@SoaG
I'm not sure why Microsoft would bother paying a deep web troll either. That said, the access patterns, message resonance with Microsoft's official marketing slides and entry-level textbook social media techniques in play make my spidy senses tingle.
Remember; this sort of deep web monitoring and engaging (though not remotely so ineptly) is one of the things that my company does. We tend more to focus on opinion aggregation and actual community engagement rather than marketing message core dumps, but you get to meet others in the industry when you do it. (Or rather, Josh does it. I mostly meet people and then run the hell away. Social media types give me the shivers.)
Let's look at the paid Microsoft shill's statement that is the focus for my rage:
Over a few years an upgrade to Windows 7 or Windows 8 will save most organisations money compared to supporting a legacy infrastructure - from the lower TCO - including fewer security vulnerabilities, better performance, greater reliability, better power saving, etc. etc.
This is pure horseshit. While the above is true in certain circumstance - and I'd be glad to write you chapter on verse on all of that if you want to kindly drop a few dozen bills in my bank account - the reality is that it simply isn't true for the majority of businesses. (Though parts of it may be true for most businesses.)
It is the absoluteness of the statement - oh so very on message - that removes the ability to have a rational discussion about this. A discussion about why one should upgrade needs to start with individual analyses of the environments and the factors holding back upgrades. Those need then be analyzed one at a time and addressed - or not - as needs and abilities dictate.
It's textbook marketing, however. Lifted damned near verbatim from some slides I have on a USB stick upstairs, emblazoned with Microsoft's logo. The thing is, the application of such in a deep web marketing scenario typically isn't so...
inept.
The idea behind doing this sort of stuff is to engage with the individuals that are off message, draw out the reasons for their recalcitrance and then (referring to your trusty message-of-the-day handbook) meet the concerns one at a time by providing solid rebuttals backed by evidence. The marketing theory behind this class of engagement is that by demonstrating that even the most recalcitrant of individuals' issues can be dealt with in a reasonable fashion your efforts are amplified amongst the community you are working with.
Oh, and you also typically identify yourself as working on behalf of the company in question. Works fucking wonders for companies within the Spiceworks, Zenoss and Puppet communities, as well as the absolutely stellar Twitter social media teams that I've worked with. (Note: Microsoft's Twitter teams are awful because they aren't authorized to actually help you.)

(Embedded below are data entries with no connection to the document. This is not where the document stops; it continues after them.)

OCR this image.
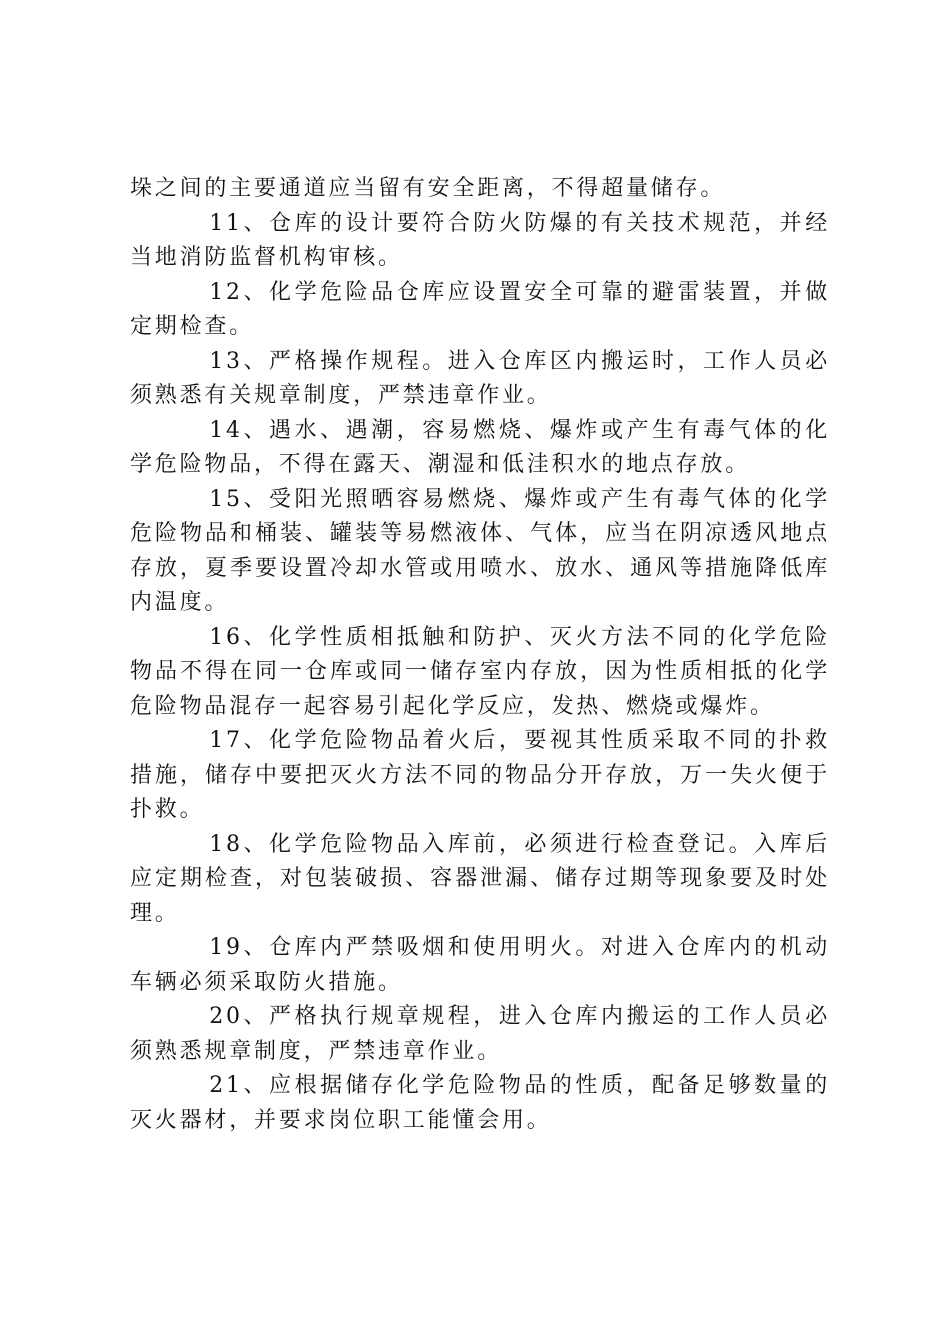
垛之间的主要通道应当留有安全距离，不得超量储存。

11、仓库的设计要符合防火防爆的有关技术规范，并经当地消防监督机构审核。

12、化学危险品仓库应设置安全可靠的避雷装置，并做定期检查。

13、严格操作规程。进入仓库区内搬运时，工作人员必须熟悉有关规章制度，严禁违章作业。

14、遇水、遇潮，容易燃烧、爆炸或产生有毒气体的化学危险物品，不得在露天、潮湿和低洼积水的地点存放。

15、受阳光照晒容易燃烧、爆炸或产生有毒气体的化学危险物品和桶装、罐装等易燃液体、气体，应当在阴凉透风地点存放，夏季要设置冷却水管或用喷水、放水、通风等措施降低库内温度。

16、化学性质相抵触和防护、灭火方法不同的化学危险物品不得在同一仓库或同一储存室内存放，因为性质相抵的化学危险物品混存一起容易引起化学反应，发热、燃烧或爆炸。

17、化学危险物品着火后，要视其性质采取不同的扑救措施，储存中要把灭火方法不同的物品分开存放，万一失火便于扑救。

18、化学危险物品入库前，必须进行检查登记。入库后应定期检查，对包装破损、容器泄漏、储存过期等现象要及时处理。

19、仓库内严禁吸烟和使用明火。对进入仓库内的机动车辆必须采取防火措施。

20、严格执行规章规程，进入仓库内搬运的工作人员必须熟悉规章制度，严禁违章作业。

21、应根据储存化学危险物品的性质，配备足够数量的灭火器材，并要求岗位职工能懂会用。
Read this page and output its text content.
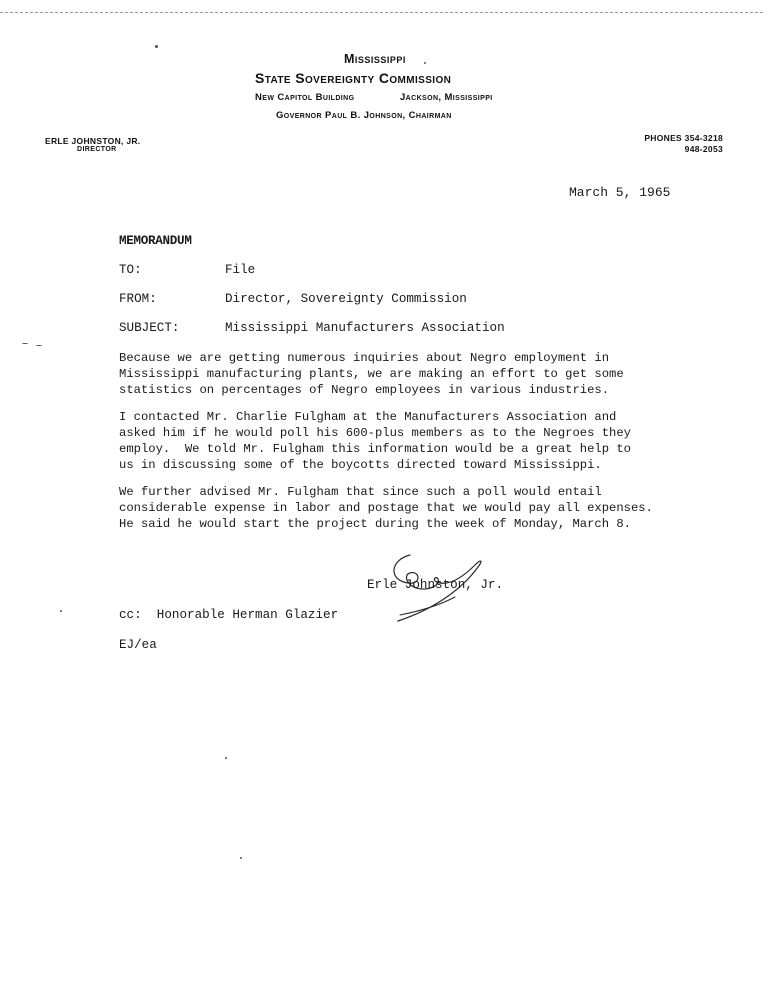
Mississippi
State Sovereignty Commission
New Capitol Building	Jackson, Mississippi
Governor Paul B. Johnson, Chairman
ERLE JOHNSTON, JR.
DIRECTOR
PHONES 354-3218
948-2053
March 5, 1965
MEMORANDUM
TO:	File
FROM:	Director, Sovereignty Commission
SUBJECT:	Mississippi Manufacturers Association
Because we are getting numerous inquiries about Negro employment in
Mississippi manufacturing plants, we are making an effort to get some
statistics on percentages of Negro employees in various industries.
I contacted Mr. Charlie Fulgham at the Manufacturers Association and
asked him if he would poll his 600-plus members as to the Negroes they
employ.  We told Mr. Fulgham this information would be a great help to
us in discussing some of the boycotts directed toward Mississippi.
We further advised Mr. Fulgham that since such a poll would entail
considerable expense in labor and postage that we would pay all expenses.
He said he would start the project during the week of Monday, March 8.
Erle Johnston, Jr.
cc:  Honorable Herman Glazier
EJ/ea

The horrific ineptitude is why I am willing to believe that this AC is indeed a paid Microsoft Deep Web FUD coward. Because Microsoft is historically unbelievably terrible at social media and community engagement of all kinds.
If you want community engagement that Just Fucking Works look at companies like Veeam, Simplivity, Nuntanix and - increasingly - Symantec. Matt Stephenson (@packmatt73) is truly godlike with regards to community engagement and he is really helping Symantec reform how it's helping customers.
There's the key, however: helping customers. When you engage a proper deep web nerd - Josh from my company, eGeek, or Matt from Symantec, Rick Vanover from Veeam, JMT from VMware, Gabe Chapman from Simplivity or so on - they use channels like Twitter, Spiceworks or even The Register's forums to find out what needs to be done to meet that customer's needs, then get the right people joined up to make that happen.
Does it shock me at all that Microsoft would put a body into place that goes through the motions, but has no authority to help the customer and can only repeat pre-canned statements from heavily vetted slides? No. Call their support. Talk to their Twitter guys. Interact with their PR staff. Deal with Microsoft in any official or semi-official capacity when you are less than a 2500-seat enterprise customer and this is exactly what you get.
So would Microsoft waste money on a meat sack to "social media" EL Reg's forums? Fuck yes. And that meat sack would behave exactly like the one that's been plaguing us for the past few months.
Microsoft is corporately incapable of fielding a body that behaves in any other way...but they'd try really, really hard because everyone else is doing it. Then they'll abandon it after three structuring attempts because they simply can't understand why it works for others but not them.